None of the elect perish, though they may die unbaptized, and be ever so bad in their lives; but they will be all converted before they die.
The non-elect may be often better men than the elect; but they will not be saved.
The only place where Augustine allows freedom is in Adam, who might have turned either way.
Semi-Pelagianism consists essentially in saying, “Man begins the work; God aids him.”
Augustine's view was carried out afterwards thus: “If God does all, it is no use to preach, exhort, or read Scripture, or use any means of grace.”
Augustine had said that reprobation was not a decree to sin, but to punishment.

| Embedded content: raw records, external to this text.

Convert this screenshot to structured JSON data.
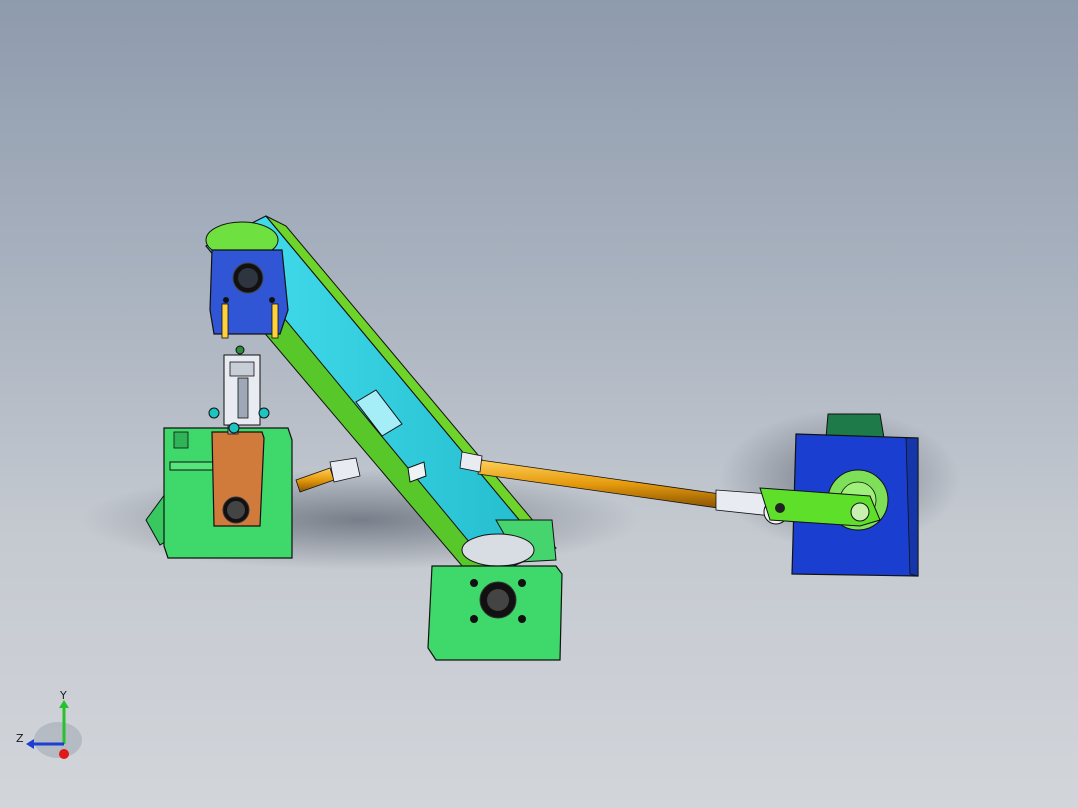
{
  "viewport": {
    "background_top": "#8e9bad",
    "background_bottom": "#d2d5da"
  },
  "model": {
    "parts": [
      {
        "name": "main-arm",
        "color": "#2ecfe0",
        "edge_color": "#6ed42a"
      },
      {
        "name": "top-pulley-block",
        "color": "#3056d6"
      },
      {
        "name": "left-support-bracket",
        "color": "#3fd86a"
      },
      {
        "name": "bottom-pivot-bracket",
        "color": "#3fd86a"
      },
      {
        "name": "copper-clamp-plate",
        "color": "#d07a3c"
      },
      {
        "name": "orange-connecting-rod",
        "color": "#e59a0e"
      },
      {
        "name": "blue-motor-block",
        "color": "#1a3fd0"
      },
      {
        "name": "green-crank-arm",
        "color": "#5ee02a"
      },
      {
        "name": "pneumatic-cylinder",
        "color": "#e8ecf2"
      }
    ]
  },
  "triad": {
    "y_label": "Y",
    "z_label": "Z",
    "y_color": "#27c12b",
    "z_color": "#1b3ed3",
    "x_color": "#e01818"
  }
}
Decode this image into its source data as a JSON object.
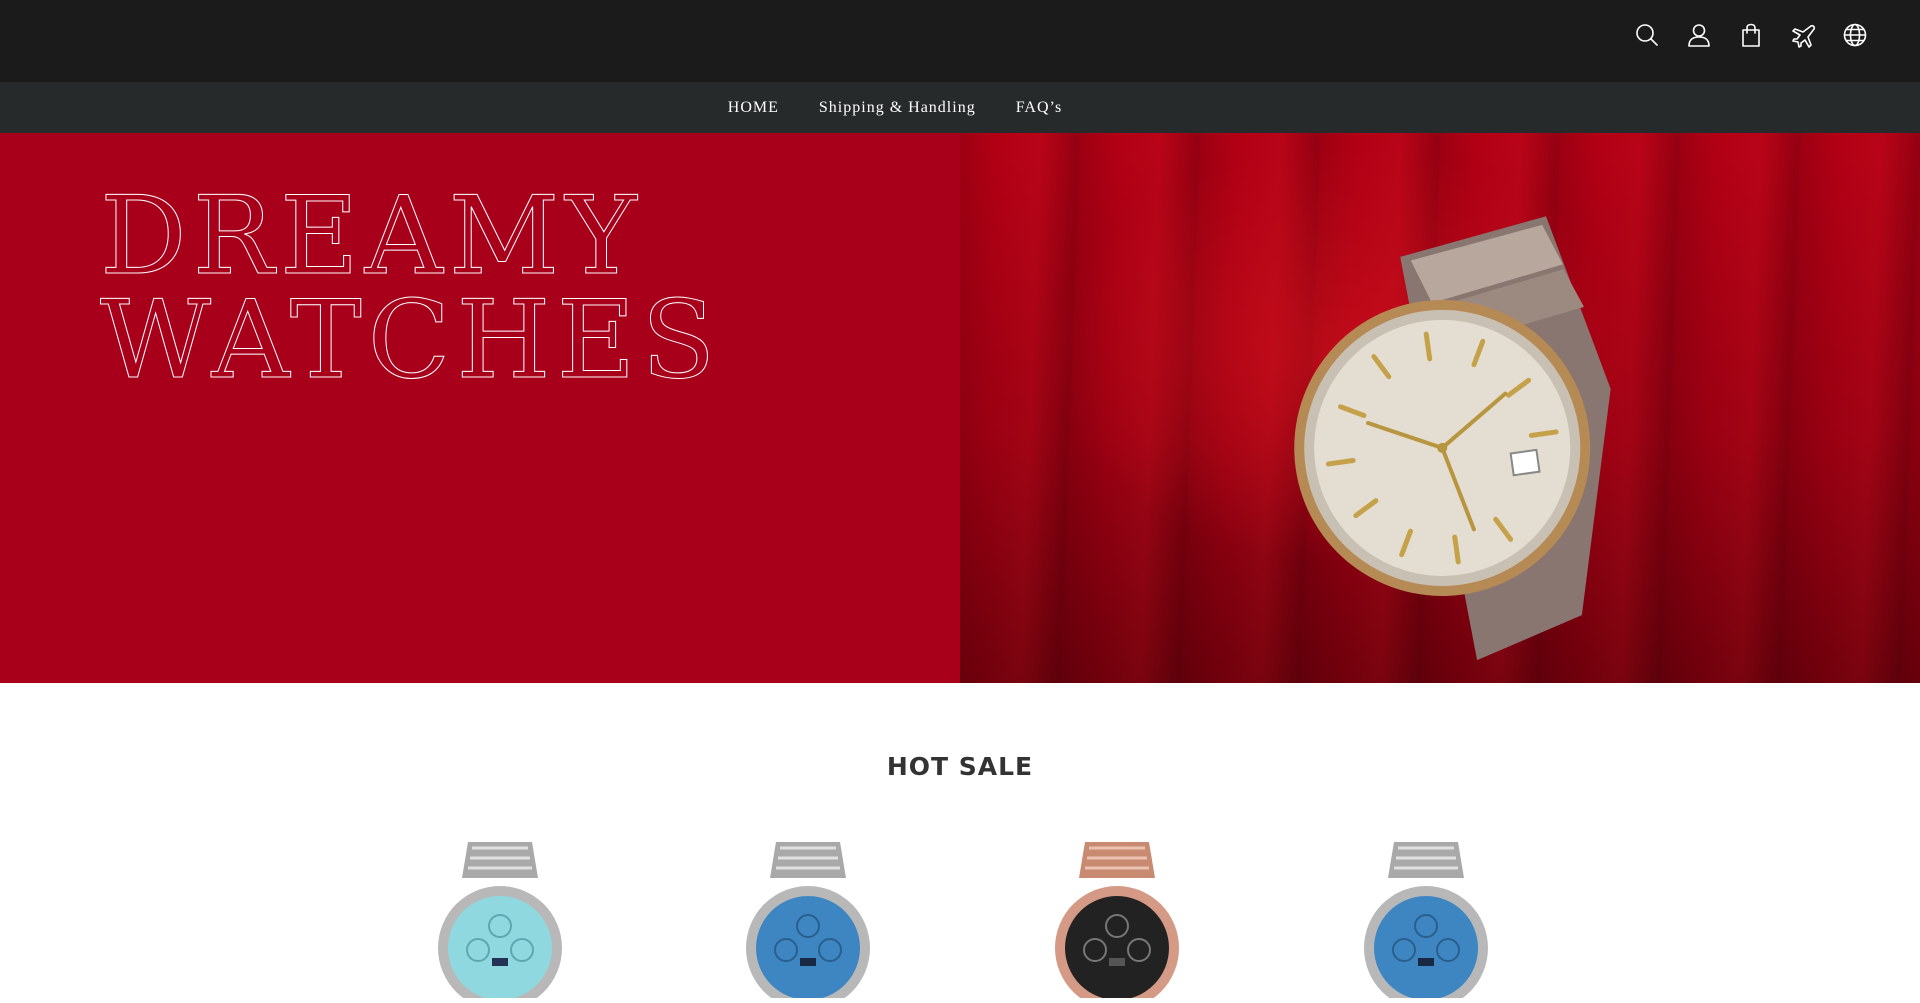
{
  "header": {
    "icons": [
      "search-icon",
      "account-icon",
      "bag-icon",
      "plane-icon",
      "globe-icon"
    ]
  },
  "nav": {
    "items": [
      {
        "label": "HOME"
      },
      {
        "label": "Shipping & Handling"
      },
      {
        "label": "FAQ’s"
      }
    ]
  },
  "hero": {
    "line1": "DREAMY",
    "line2": "WATCHES",
    "background_color": "#a8001a"
  },
  "hot_sale": {
    "title": "HOT SALE",
    "products": [
      {
        "dial_color": "#8fd8e0",
        "case_color": "#b8b8b8"
      },
      {
        "dial_color": "#3d86c2",
        "case_color": "#b8b8b8"
      },
      {
        "dial_color": "#222222",
        "case_color": "#d49a85"
      },
      {
        "dial_color": "#3d86c2",
        "case_color": "#b8b8b8"
      }
    ]
  }
}
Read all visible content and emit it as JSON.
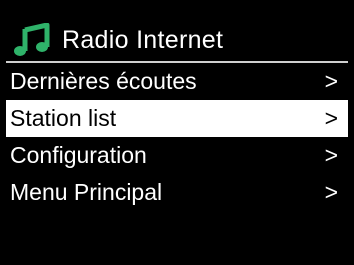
{
  "header": {
    "icon": "music-note-icon",
    "icon_color": "#2fb36a",
    "title": "Radio Internet"
  },
  "menu": {
    "items": [
      {
        "label": "Dernières écoutes",
        "chevron": ">",
        "selected": false
      },
      {
        "label": "Station list",
        "chevron": ">",
        "selected": true
      },
      {
        "label": "Configuration",
        "chevron": ">",
        "selected": false
      },
      {
        "label": "Menu Principal",
        "chevron": ">",
        "selected": false
      }
    ]
  },
  "colors": {
    "background": "#000000",
    "text": "#ffffff",
    "highlight": "#ffffff",
    "highlight_text": "#000000"
  }
}
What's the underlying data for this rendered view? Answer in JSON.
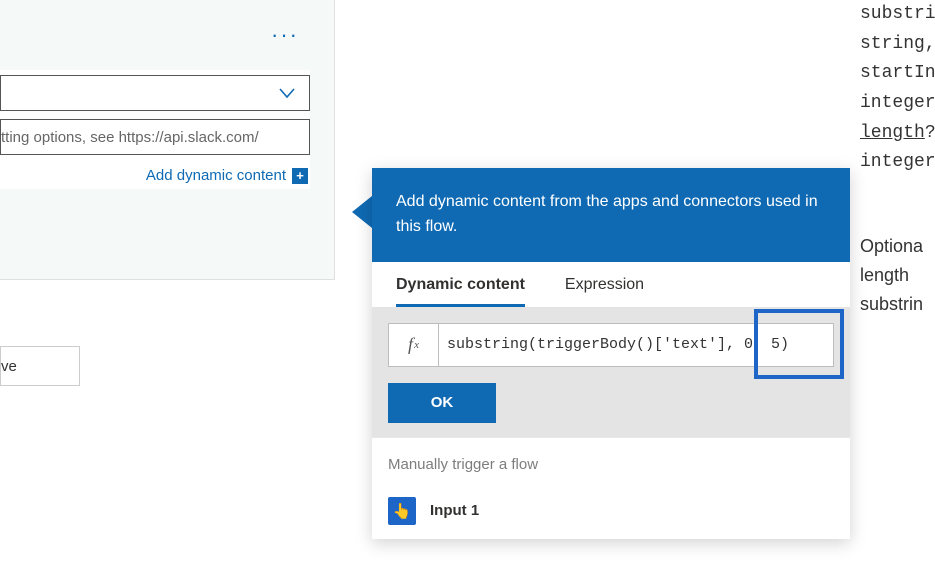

But Gottschalk, his follower, said it was a decree to sin. The Church rejected this statement, and softened the doctrine. Thomas Aquinas revived it again.
Luther and Calvin both maintained that there is no good in man after the fall. Flacius said that original sin is the substance of human nature, and human nature now bears the image of the devil.
Luther made freedom of the will to consist in doing evil with pleasure, and not by constraint.
Calvin denied that there is any free will. “Why give it such a lofty title?” he said. He seemed to think that all the power left to men is so much taken from God.
When God says, “Do this and live,” it is, says Luther, merely irony on his part, as though he had said, “See if you can do it! Try it.”
Luther actually taught that God's will in revealed Scripture was, that all should be saved, but his real and secret will was, that not all should be saved.
Melancthon said, “Man has no power by himself to do right; but when grace is offered, he can receive it or reject it.”
Calvin went beyond Augustine. He taught that,—
1. The decree of predestination was not merely a decree to punishment, but to sin. He rejects with scorn the distinction between permitting and causing, between foreknowledge and predestination. He says it is improper to have God's decree waiting on men's choice.
2. He taught that Adam's sin was decreed by God. The Infralapsarian taught that God foresaw that Adam would sin, and so decreed some men to life, and others to death. The Supralapsarian taught that God determined to reveal his majesty, and mercy, and justice. He created men, and made them miserable to show his mercy, and made them sinful to show his justice.
3. If men complain that God has so created them, Calvin [pg 276] answers, God has the same right that the potter has over the clay. If they complain that God has chosen some, and not others, to life, he replies, that so oxen, horses, and sheep might complain that they were not men.
4. God causes the sin which he forbids. This is not a contradiction in him, for his nature is different from ours.
God created all for his own glory, and sinners to glorify his justice.
Finally, Calvin himself admits that this is “a horrible decree.”